Eric Lindell

Thurs. July 5

10 p.m.



1008 Ocean Blvd. Isle of Palms


Drawing from a deep well of soul, rock, and blues influences, California-born, New Orleans-based singer/guitarist Eric Lindell seems capable of handling any tune, any riff, any time. He considers himself an “old soul from California reinventing New Orleans R&B.” He and his band make their return to the Charleston area this week in support of terrific new collection seemingly sprinkled with authentic gris-gris magic.

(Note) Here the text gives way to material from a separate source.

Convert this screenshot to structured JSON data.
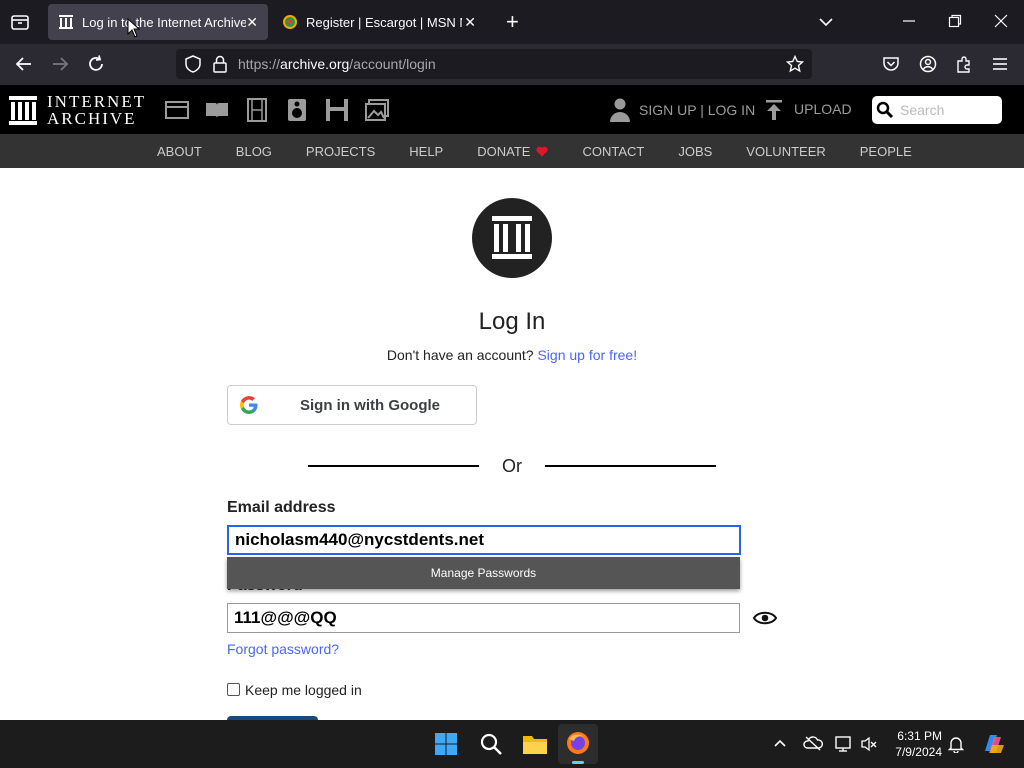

Longtime blues label Alligator Records ( signed Lindell, 37, in 2006, calling him a “roots rocker with dozens of original songs that combine soul-shaking rhythm and blues, reggae grooves, swamp-pop and blues.” The singer/guitarist’s solid debut, Change in the Weather, hit the streets in October. The album reflects some of the gritty Crescent City style that inspired the guitarist in his recently-adopted home of New Orleans. His experience jamming with various funk and jazz masters — from the Marsalis and Neville families to members of Galactic and War — paid off.

The New Orleans Times Picayune called the 14-song disc, “stellar, sublime, blue-eyed soul and romping New Orleans R&B.” That’s pretty right-on. From the reggae and wah-wah guitar pedal grooves of “Two Bit Town” and “Cassanova” to the hard-funk, Meters-inspired syncopation of “Should Have Known,” there’s plenty of romp and stomp throughout. Lindell’s raspy howl and croon effectively accents the soul-flavored stuff of the cowbell-driven “Sunny Daze” (the most War-like jam in the bunch) and harmonica-tinged “Give it Time.” A little bit of Caribbean, a little bit of vintage urban, the bluesy mix reflects the cultural creole of his adopted hometown.

“Lindell’s songs are cliché-free, completely original and yet have an instant familiarity to them,” says Alligator Records guy Chris Levick. “The laid-back grooves and hook-laden melodies hint of 1970s-era Van Morrison and Bruce Springsteen, but are not throwbacks as much as they are powerful, rootsy, thought-provoking and danceable contemporary songs. Traces of Stevie Wonder, Curtis Mayfield, Ray Charles, and Sly & The Family Stone can be found in Eric’s originals, with foot-stomping grooves coming around every corner and horns punching in all the right places.”

The core of the band features Lindell on vocals, electric guitar, harmonica, and keys; a fellow named A-Ron on bass and vocals; and slide guitarist/singer Chris Mule. Special guest musicians on Change in the Weather include keyboardist Ivan Neville, drummer Harold Brown (of War), and Galactic bassist Rob Mercurio.

According to Lindell, “The fact that these amazing people are so complimentary to me and my music means the world to me.”

In October, Lindell will be a featured performer — alongside Taj Mahal, Elvin Bishop, Bobby Rush, Lowrider Band, Tommy Castro, Marcia Ball, and others — on a seven-day Rhythm & Blues Cruise leaving from San Diego and touring the Mexican Riviera. This week’s set at the ‘Jammer may be one of the last times to catch this rising blues star in an intimate setting. Hit it and get down.